3.1.2.2 slice and filter
Notice, at the bottom of the data set there are two rows which summarize the table. We do not need these rows since they do not outline the performance of an individual player. Keeping these rows would violate the principle of tidy data. There are two approaches we can take to remedy this issue. First, we could consider removing the last two rows of the data set or keeping all rows except for the last two. When we would like to remove or keep rows of a data set using the index of the row, we can leverage the slice() function. To illustrate how to do this, we will use a new helper function n() which returns the number of rows in the referenced data set.

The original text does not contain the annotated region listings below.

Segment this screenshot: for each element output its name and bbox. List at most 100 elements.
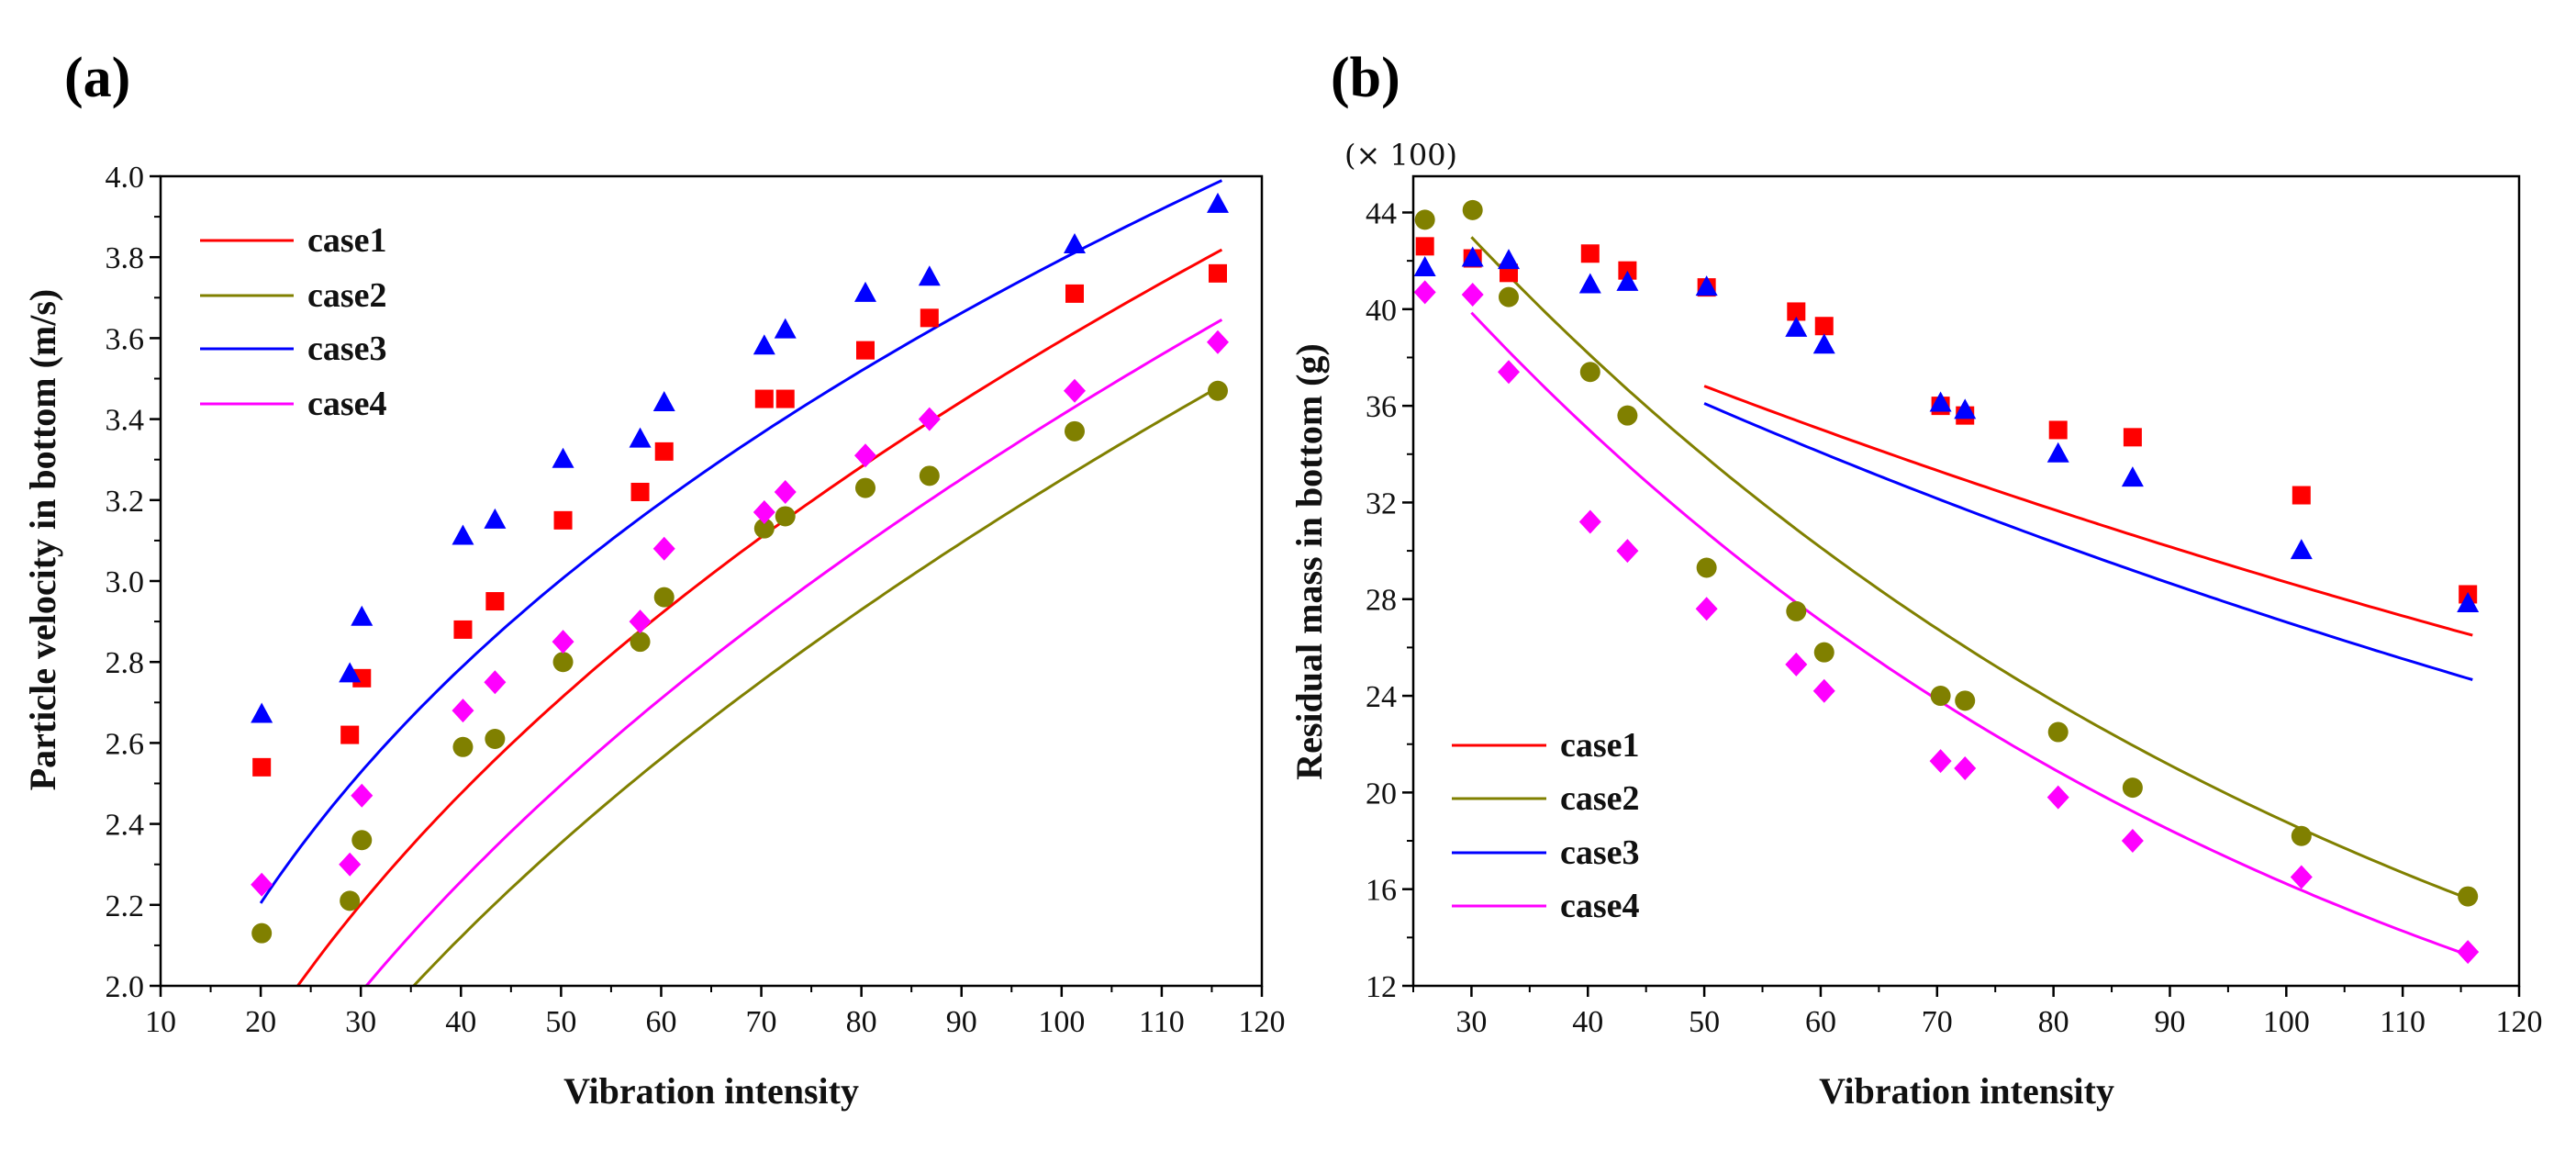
y-tick-label: 3.8: [106, 241, 145, 275]
data-point-case3: [2290, 539, 2313, 560]
data-point-case1: [775, 389, 795, 408]
x-tick-label: 70: [1922, 1005, 1953, 1039]
data-point-case2: [1499, 286, 1520, 307]
fit-curve-case2: [411, 384, 1223, 986]
data-point-case4: [339, 852, 362, 877]
data-point-case1: [1065, 284, 1084, 303]
data-point-case3: [351, 605, 374, 626]
data-point-case1: [2123, 428, 2142, 447]
panel-b: (b) (× 100) Vibration intensity Residual…: [1288, 47, 2543, 1112]
data-point-case3: [1413, 256, 1436, 277]
data-point-case2: [2122, 777, 2143, 799]
x-tick-label: 50: [545, 1005, 576, 1039]
data-point-case4: [1616, 539, 1639, 564]
y-tick-label: 3.0: [106, 565, 145, 599]
y-tick-label: 2.6: [106, 727, 145, 761]
data-point-case2: [653, 587, 675, 608]
data-point-case3: [452, 524, 474, 545]
x-tick-label: 30: [1455, 1005, 1487, 1039]
data-point-case1: [1787, 302, 1806, 321]
data-point-case2: [552, 652, 574, 673]
data-point-case1: [1209, 263, 1227, 283]
data-point-case3: [1616, 270, 1639, 291]
x-tick-label: 110: [1139, 1005, 1185, 1039]
panel-a-legend: case1 case2 case3 case4: [200, 221, 387, 423]
panel-a-label: (a): [64, 47, 130, 109]
data-point-case4: [774, 479, 797, 504]
data-point-case4: [2121, 829, 2144, 854]
data-point-case2: [1208, 380, 1228, 401]
x-tick-label: 70: [746, 1005, 777, 1039]
legend-case3-label: case3: [1560, 833, 1640, 872]
data-point-case3: [753, 334, 775, 355]
data-point-case3: [1954, 398, 1977, 419]
data-point-case3: [1578, 273, 1601, 294]
x-tick-label: 40: [445, 1005, 476, 1039]
data-point-case4: [552, 630, 574, 654]
data-point-case2: [1462, 199, 1483, 220]
data-point-case3: [1461, 246, 1484, 267]
data-point-case4: [1785, 652, 1808, 676]
data-point-case2: [351, 830, 373, 851]
legend-case4-label: case4: [307, 385, 387, 423]
x-tick-label: 120: [1239, 1005, 1286, 1039]
panel-a: (a) Vibration intensity Particle velocit…: [22, 47, 1286, 1112]
plot-frame: [1411, 174, 2521, 988]
data-point-case2: [1617, 405, 1638, 426]
data-point-case3: [2457, 592, 2480, 613]
panel-b-label: (b): [1331, 47, 1400, 109]
data-point-case4: [1695, 597, 1718, 621]
data-point-case3: [2121, 466, 2144, 487]
data-point-case2: [1579, 362, 1600, 383]
y-tick-label: 2.2: [106, 889, 145, 923]
data-point-case2: [340, 890, 361, 911]
data-point-case1: [856, 341, 875, 360]
data-point-case4: [1207, 330, 1229, 354]
data-point-case2: [1813, 642, 1834, 663]
x-tick-label: 120: [2496, 1005, 2543, 1039]
data-point-case3: [1064, 232, 1086, 253]
x-tick-label: 90: [2154, 1005, 2185, 1039]
data-point-case2: [1930, 686, 1951, 707]
x-tick-label: 20: [245, 1005, 276, 1039]
y-tick-label: 3.6: [106, 322, 145, 356]
panel-b-y-axis-label: Residual mass in bottom (g): [1288, 343, 1330, 780]
data-point-case3: [2046, 442, 2069, 463]
panel-b-x-axis-label: Vibration intensity: [1819, 1070, 2114, 1112]
data-point-case4: [251, 872, 273, 897]
y-tick-label: 12: [1366, 970, 1397, 1004]
data-point-case2: [2458, 886, 2479, 907]
panel-b-multiplier: (× 100): [1344, 138, 1457, 173]
y-tick-label: 2.4: [106, 809, 145, 843]
data-point-case2: [1696, 557, 1717, 578]
y-tick-label: 36: [1366, 390, 1397, 424]
fit-curve-case3: [259, 179, 1223, 904]
fit-curve-case4: [364, 318, 1223, 986]
data-point-case2: [485, 728, 506, 749]
data-point-case1: [1580, 244, 1600, 263]
y-tick-label: 3.2: [106, 485, 145, 519]
x-tick-label: 30: [345, 1005, 376, 1039]
y-tick-label: 2.0: [106, 970, 145, 1004]
data-point-case1: [1415, 237, 1434, 256]
fit-curve-case1: [1703, 385, 2473, 637]
data-point-case4: [2290, 865, 2313, 889]
y-tick-label: 4.0: [106, 161, 145, 195]
data-point-case1: [352, 668, 372, 688]
data-point-case3: [918, 265, 941, 286]
legend-case1-label: case1: [307, 221, 387, 260]
data-point-case1: [630, 482, 650, 501]
data-point-case2: [251, 922, 273, 944]
data-point-case4: [629, 609, 652, 634]
data-point-case1: [920, 308, 939, 328]
data-point-case3: [1812, 333, 1835, 354]
data-point-case1: [1814, 317, 1834, 336]
data-point-case2: [452, 736, 474, 757]
y-tick-label: 3.4: [106, 404, 145, 438]
x-tick-label: 10: [145, 1005, 176, 1039]
data-point-case4: [1954, 756, 1977, 781]
data-point-case3: [1785, 316, 1808, 337]
x-tick-label: 60: [645, 1005, 676, 1039]
data-point-case4: [1812, 678, 1835, 703]
legend-case1-label: case1: [1560, 726, 1640, 765]
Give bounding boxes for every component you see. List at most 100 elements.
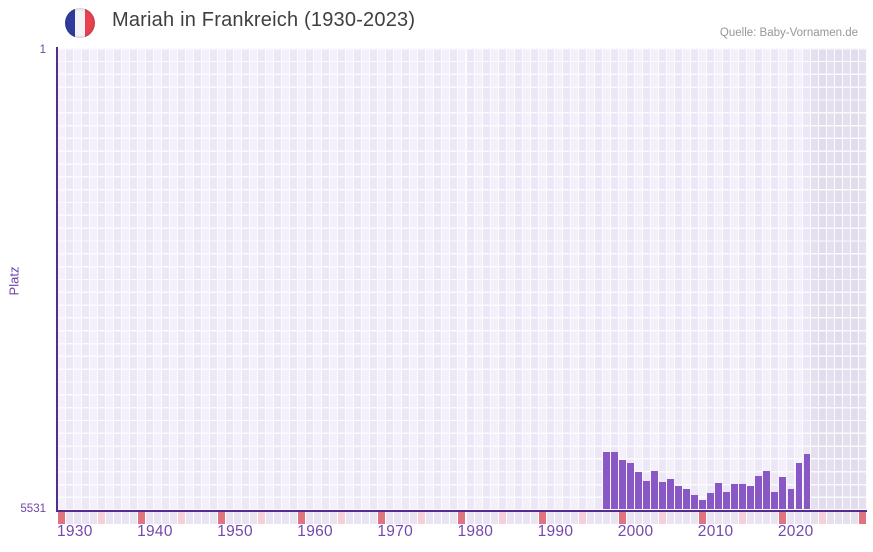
bar-2021: [787, 489, 795, 509]
grid-column: [330, 48, 339, 509]
x-tick-cell: [218, 512, 227, 524]
x-tick-cell: [330, 512, 339, 524]
x-tick-cell: [186, 512, 195, 524]
bar-2011: [707, 492, 714, 509]
bar-2023: [803, 453, 811, 509]
grid-column: [610, 48, 619, 509]
grid-column: [594, 48, 603, 509]
x-tick-cell: [818, 512, 827, 524]
grid-column: [394, 48, 403, 509]
x-axis-label-2020: 2020: [777, 523, 814, 540]
x-tick-cell: [674, 512, 683, 524]
grid-column: [82, 48, 91, 509]
grid-column: [354, 48, 363, 509]
x-tick-cell: [458, 512, 467, 524]
grid-column: [802, 48, 811, 509]
grid-column: [666, 48, 675, 509]
x-tick-cell: [378, 512, 387, 524]
x-tick-cell: [514, 512, 523, 524]
x-tick-cell: [138, 512, 147, 524]
x-tick-cell: [658, 512, 667, 524]
page-title: Mariah in Frankreich (1930-2023): [112, 9, 416, 31]
bar-1999: [611, 451, 618, 509]
bar-2002: [635, 472, 642, 509]
x-tick-cell: [418, 512, 427, 524]
x-tick-cell: [466, 512, 475, 524]
grid-column: [498, 48, 507, 509]
grid-column: [834, 48, 843, 509]
x-tick-cell: [602, 512, 611, 524]
grid-column: [754, 48, 763, 509]
x-tick-cell: [842, 512, 851, 524]
grid-column: [642, 48, 651, 509]
grid-column: [162, 48, 171, 509]
bar-2001: [627, 463, 634, 509]
x-tick-cell: [690, 512, 699, 524]
france-flag-icon: [65, 8, 95, 38]
bar-2005: [659, 482, 666, 509]
x-tick-cell: [850, 512, 859, 524]
y-tick-top: 1: [39, 44, 46, 56]
x-tick-cell: [778, 512, 787, 524]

# option 1: remove the last two rows of the data set
den_stats_wking %>%
slice(., -(n()-1), -n())
# or
den_stats_wking %>%
slice(., -c(n()-1, n()))
# option 2: keep all rows except for the last two
den_stats_wking %>%
slice(., 1:(n()-2))While this certainly solves the issue for this particular data set, it is not a robust solution. If we hope to apply this same logic for other NFL teams, we need to recognize that this solution relies on there only being two total columns which take up the last two rows of the data set. A more robust solution would be to keep only rows consisting of a player not named "Team Total" or "Opp Total". If we want to choose rows based on specific criteria, then we can utilize filter() to choose rows based on specific criteria.
den_stats_wking <- den_stats_wking %>%
filter(., !(player %in% c('Team Total', 'Opp Total')))
den_stats_wking3.1.2.3 select
Suppose we’re interested in only rushing and receiving statistics for each of the players.. In this case, we may wish to keep columns containing information on the players and the players’ rushing and receiving statistics. If we want to keep certain columns based on the column names, then we can utilize the select() function. A verbose (but acceptable) solution would be to specify each column we want to keep. To demonstrate, I will keep only information pertaining to the player (e.g. jersey number, name, age, and position).
Since there are several variables for rushing and receiving statistics, we may not want to specify every column name we want to keep. Instead, we can use scoped verbs and helper functions, similar to mutate().
3.1.2.4 group_by
Designed to be used with other functions, group_by groups rows of data set by an attribute. Suppose we’re interested in positions rather than players. In this case, we would like to group players in common positions. When we invoke the group_by function, we are creating a tibble which looks a lot like the original but indicates which rows belong to which group.
[1] "grouped_df" "tbl_df" "tbl" "data.frame"
[1] "pos"Any functions invoked on grouped data will be conducted on the specified groups, rather than the data set as a whole. For example, suppose we’re interested in determining the player with the most receptions by potion. We could utilize the helper slice_max() which will return the row with the largest value for the specified attribute. If we forgot to group the data set by position, then we would return the player with the most receptions, clearly a wide receiver.
If we group by position before invoking slice_max then we would return the players with the most receptions at each of the listed positions. When operating on grouped data, it is important to ungroup when we no longer want operations to be conducted on the groups.
If grouping data confuses you, don’t worry! You are not alone. When using the group_by function, I like to imagine partitioning rows into literal groups and then asking myself what I would like to do with each of the groups. In this case, imagine the coach held a meeting on the field. To start the meeting, he asks all of his running backs (RB) to stand in the home end zone, his wide receivers to stand in the away end zone, and his tight ends (TE) to stand at the home sidelines. All of the other players (with unknown positions) are asked to stand at the away sidelines. In this sense, the coach has created four groups where each group consists of same positioned players. Now, the coach walks to each group individually and asks for the player with the most receptions to follow him. At the end of the day, each group sends one player, so the result is four players.
The group_by function is the coach asking his players to organize themselves on the field, and the slice_max function is asking the player with the largest number of receptions to follow him. Since the slice_max follows the group_by function, the coach for a player from each group.
3.1.2.5 summarize
The summarize function allows us to calculate summary statistics for specified columns. When paired with group_by, the summarize function allows us to calculate summary statistics for each of the groups. For example, suppose I wanted to calculate the average rushing and receiving yards, as well as standard deviations, for each of non-missing positions except for punter. Similar to the mutate, we can specify how we what we want the new columns to be called and how we want to define them.
den_stats_wking %>%
filter(., pos !='P', !is.na(pos)) %>%
group_by(., pos) %>%
summarize(., mean_rushing_yds = mean(rushing_yds),
sd_rushing_yds = sd(rushing_yds),
mean_receiving_yds = mean(receiving_yds),
sd_receiving_yds = sd(receiving_yds))